TYPE: Side-by-side kitbuilt.
PROGRAMME: Questair M20 Venture designed by Jim Griswald and associates. Prototype (N62V) first flew 1 July 1987; made public debut at Oshkosh in same month; several improvements introduced in following year. Marketed in kit form; some 100 sold, of which about half completed during early 1990s and 36 remained on US civil register in 2002. Further five of fixed landing gear version, known as Spirit, also produced, first having flown in February 1991. Venture established nine speed and climb records in FAI Class C1b during 1989 and 1990; inaugurated Sport Class in Reno air races.

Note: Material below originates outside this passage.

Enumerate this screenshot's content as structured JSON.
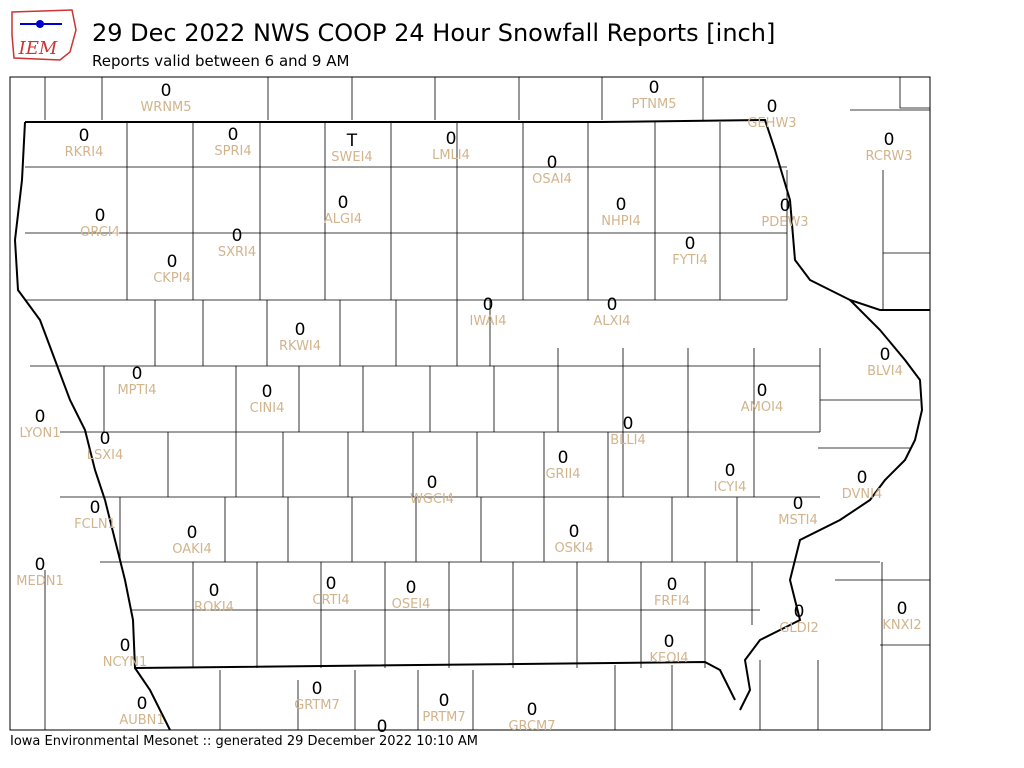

Kit production resumed by NuVenture; Spirit also available.
COSTS: US$49,900 in kit, excluding engine (2002).
DESIGN FEATURES: Optimised for high-speed flight, but with comfortably large cockpit in spite of overall small size. 'Egg shape' fuselage; high-aspect ratio wings; narrow-chord fin and tapered tailplane.
Wing section NACA 23017 at root; 23010 at tip; twist 3°. Landing-edge cuff on each wing, from 60 per cent semi-span to tip, adds droop; leading-edge slots at cuff end and 40 per cent span generate vortices at high AoA to retard stalled airflow spreading from root to tip.
FLYING CONTROLS: Conventional and manual. No flaps, but ailerons droop when landing gear extended. Electrically operated trim tabs on ailerons and elevators.
STRUCTURE: All-aluminium.
LANDING GEAR: Retractable tricycle type. Single, small wheel on each leg. Electric retraction; separate systems for mainwheels and nosewheel. Steerable nosewheel. All wheels retract rearwards. Hydraulic brakes.
POWER PLANT: One 231 kW (310 hp) Teledyne Continental IO-550-N6B flat-six, derated to 209 kW (280 hp), driving a McCauley two-blade, constant-speed propeller. Fuel capacity 212 litres (56.0 US gallons; 46.6 Imp gallons).